To its credit, Facebook has on occasion backtracked in the face of public opposition. Zuckerberg admitted Beacon was a mistake, and the service also conceded that "sponsored stories" featuring Facebook users in ads were a violation of user privacy.
According to a Facebook spokesperson, oftentimes the company does give users an opportunity to review and comment on proposed policy changes before they go into effect, and sometimes user input does, in fact, lead to additional changes.
Some companies actually have managed to learn something about communicating with their userbase. Reddit, for instance, did it the right way when it updated its user agreement last week in ways that paralleled the changes Instagram made last year.

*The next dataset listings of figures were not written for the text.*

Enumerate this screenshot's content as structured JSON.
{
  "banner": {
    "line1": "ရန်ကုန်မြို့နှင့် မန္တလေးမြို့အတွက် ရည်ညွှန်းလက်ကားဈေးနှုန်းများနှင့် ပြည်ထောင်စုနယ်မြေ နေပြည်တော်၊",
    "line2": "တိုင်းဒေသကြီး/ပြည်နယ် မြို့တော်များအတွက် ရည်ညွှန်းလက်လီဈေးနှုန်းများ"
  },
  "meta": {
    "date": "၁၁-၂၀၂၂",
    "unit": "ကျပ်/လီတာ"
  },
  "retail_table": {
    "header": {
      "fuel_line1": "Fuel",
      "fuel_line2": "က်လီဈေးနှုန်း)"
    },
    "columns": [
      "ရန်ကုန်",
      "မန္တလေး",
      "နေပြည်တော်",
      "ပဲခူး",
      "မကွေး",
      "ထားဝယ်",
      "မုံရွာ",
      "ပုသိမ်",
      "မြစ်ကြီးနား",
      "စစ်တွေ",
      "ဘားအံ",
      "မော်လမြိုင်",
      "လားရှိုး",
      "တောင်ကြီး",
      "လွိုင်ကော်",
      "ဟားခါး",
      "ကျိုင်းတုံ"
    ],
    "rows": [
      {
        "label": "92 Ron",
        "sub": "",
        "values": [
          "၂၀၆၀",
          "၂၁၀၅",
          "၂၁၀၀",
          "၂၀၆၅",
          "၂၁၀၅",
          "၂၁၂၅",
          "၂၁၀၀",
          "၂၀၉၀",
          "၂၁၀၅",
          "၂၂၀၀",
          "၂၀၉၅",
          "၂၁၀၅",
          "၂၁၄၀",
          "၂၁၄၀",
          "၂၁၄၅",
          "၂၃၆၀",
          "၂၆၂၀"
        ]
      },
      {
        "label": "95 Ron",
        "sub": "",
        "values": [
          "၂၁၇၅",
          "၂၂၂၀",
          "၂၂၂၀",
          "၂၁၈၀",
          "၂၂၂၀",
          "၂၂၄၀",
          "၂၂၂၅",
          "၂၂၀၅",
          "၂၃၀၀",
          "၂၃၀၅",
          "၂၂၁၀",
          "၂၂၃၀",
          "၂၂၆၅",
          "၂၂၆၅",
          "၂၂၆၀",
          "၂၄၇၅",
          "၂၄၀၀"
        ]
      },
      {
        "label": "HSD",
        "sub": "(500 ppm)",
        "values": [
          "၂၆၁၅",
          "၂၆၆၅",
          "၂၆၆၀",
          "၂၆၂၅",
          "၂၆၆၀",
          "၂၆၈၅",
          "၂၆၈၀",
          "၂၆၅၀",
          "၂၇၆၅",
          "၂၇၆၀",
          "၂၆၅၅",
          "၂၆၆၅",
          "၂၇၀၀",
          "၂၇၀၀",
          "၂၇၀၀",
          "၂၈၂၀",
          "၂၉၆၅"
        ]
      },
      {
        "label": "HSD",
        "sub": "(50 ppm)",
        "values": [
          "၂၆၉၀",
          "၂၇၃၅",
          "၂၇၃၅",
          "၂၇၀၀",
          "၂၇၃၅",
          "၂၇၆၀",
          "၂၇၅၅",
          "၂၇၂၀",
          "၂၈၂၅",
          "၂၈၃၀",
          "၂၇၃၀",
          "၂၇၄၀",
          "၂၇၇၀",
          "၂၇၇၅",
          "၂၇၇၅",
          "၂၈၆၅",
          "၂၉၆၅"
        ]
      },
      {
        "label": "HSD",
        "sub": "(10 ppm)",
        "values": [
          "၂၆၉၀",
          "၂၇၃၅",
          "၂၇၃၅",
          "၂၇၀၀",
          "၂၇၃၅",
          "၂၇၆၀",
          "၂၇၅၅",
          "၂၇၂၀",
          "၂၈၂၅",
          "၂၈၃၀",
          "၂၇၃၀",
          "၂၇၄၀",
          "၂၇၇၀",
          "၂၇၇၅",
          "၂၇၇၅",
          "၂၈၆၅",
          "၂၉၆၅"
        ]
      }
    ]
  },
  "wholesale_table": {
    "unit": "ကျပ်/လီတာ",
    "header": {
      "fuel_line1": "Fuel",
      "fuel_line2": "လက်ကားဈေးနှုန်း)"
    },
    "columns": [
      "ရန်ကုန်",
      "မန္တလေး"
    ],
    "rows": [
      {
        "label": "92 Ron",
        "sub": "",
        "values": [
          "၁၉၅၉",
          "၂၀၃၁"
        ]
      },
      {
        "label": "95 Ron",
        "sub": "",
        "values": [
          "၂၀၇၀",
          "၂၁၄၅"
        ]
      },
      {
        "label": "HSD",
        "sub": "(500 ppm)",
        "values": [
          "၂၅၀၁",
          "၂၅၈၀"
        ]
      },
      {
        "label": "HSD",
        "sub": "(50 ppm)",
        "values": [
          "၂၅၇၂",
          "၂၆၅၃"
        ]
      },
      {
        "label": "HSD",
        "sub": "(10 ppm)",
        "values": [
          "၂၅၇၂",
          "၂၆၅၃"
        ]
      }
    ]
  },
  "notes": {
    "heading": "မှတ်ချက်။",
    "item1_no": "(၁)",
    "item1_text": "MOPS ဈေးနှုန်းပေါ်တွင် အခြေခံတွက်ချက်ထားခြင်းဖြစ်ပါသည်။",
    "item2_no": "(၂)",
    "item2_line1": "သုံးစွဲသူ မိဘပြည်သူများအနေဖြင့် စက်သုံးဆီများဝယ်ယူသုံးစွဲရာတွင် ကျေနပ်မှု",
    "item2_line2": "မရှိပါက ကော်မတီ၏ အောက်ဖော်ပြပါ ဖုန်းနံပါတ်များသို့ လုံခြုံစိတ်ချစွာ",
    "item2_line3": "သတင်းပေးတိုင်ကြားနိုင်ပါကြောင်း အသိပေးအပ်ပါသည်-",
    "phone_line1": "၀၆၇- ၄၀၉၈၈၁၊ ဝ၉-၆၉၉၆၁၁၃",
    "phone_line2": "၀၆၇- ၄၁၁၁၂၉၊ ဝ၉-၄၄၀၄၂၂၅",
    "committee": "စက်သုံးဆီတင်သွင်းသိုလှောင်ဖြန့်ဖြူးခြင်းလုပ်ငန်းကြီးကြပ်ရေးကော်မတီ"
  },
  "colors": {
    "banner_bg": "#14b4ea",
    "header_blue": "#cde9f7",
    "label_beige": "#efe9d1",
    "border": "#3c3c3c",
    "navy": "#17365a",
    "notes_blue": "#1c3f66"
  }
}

Redditors, of course, are no strangers to Internet panic. In this case, though, site admins managed to quell the backlash before it really gathered steam by quickly and clearly explaining the policy updates and why they were legally necessary to allow Reddit to function the way users expected.
Now, was that so hard? Other social media companies, please take note.
In the meantime, there's yet another option for the avatars of social sharing. Since these companies rely so heavily on user judgement, why not solicit user opinions before making controversial changes?
We've reached out to Twitter to see if, in the future, the company might announce changes to followers before implementing to gauge the general reaction. The company has yet to respond to our requests for comment.
Posting proposed changes—again, in a clear and compelling fashion—and letting users chew them over before formally implementing them would make social users feel more a part of the process and might even yield useful feedback for the companies in question.
Of course, many changes will stick whether users want them or not; business is not a democracy. But by being truly transparent about policy changes and what difference it makes to users, companies can avoid getting publicly shamed both in the media and on their own social networks.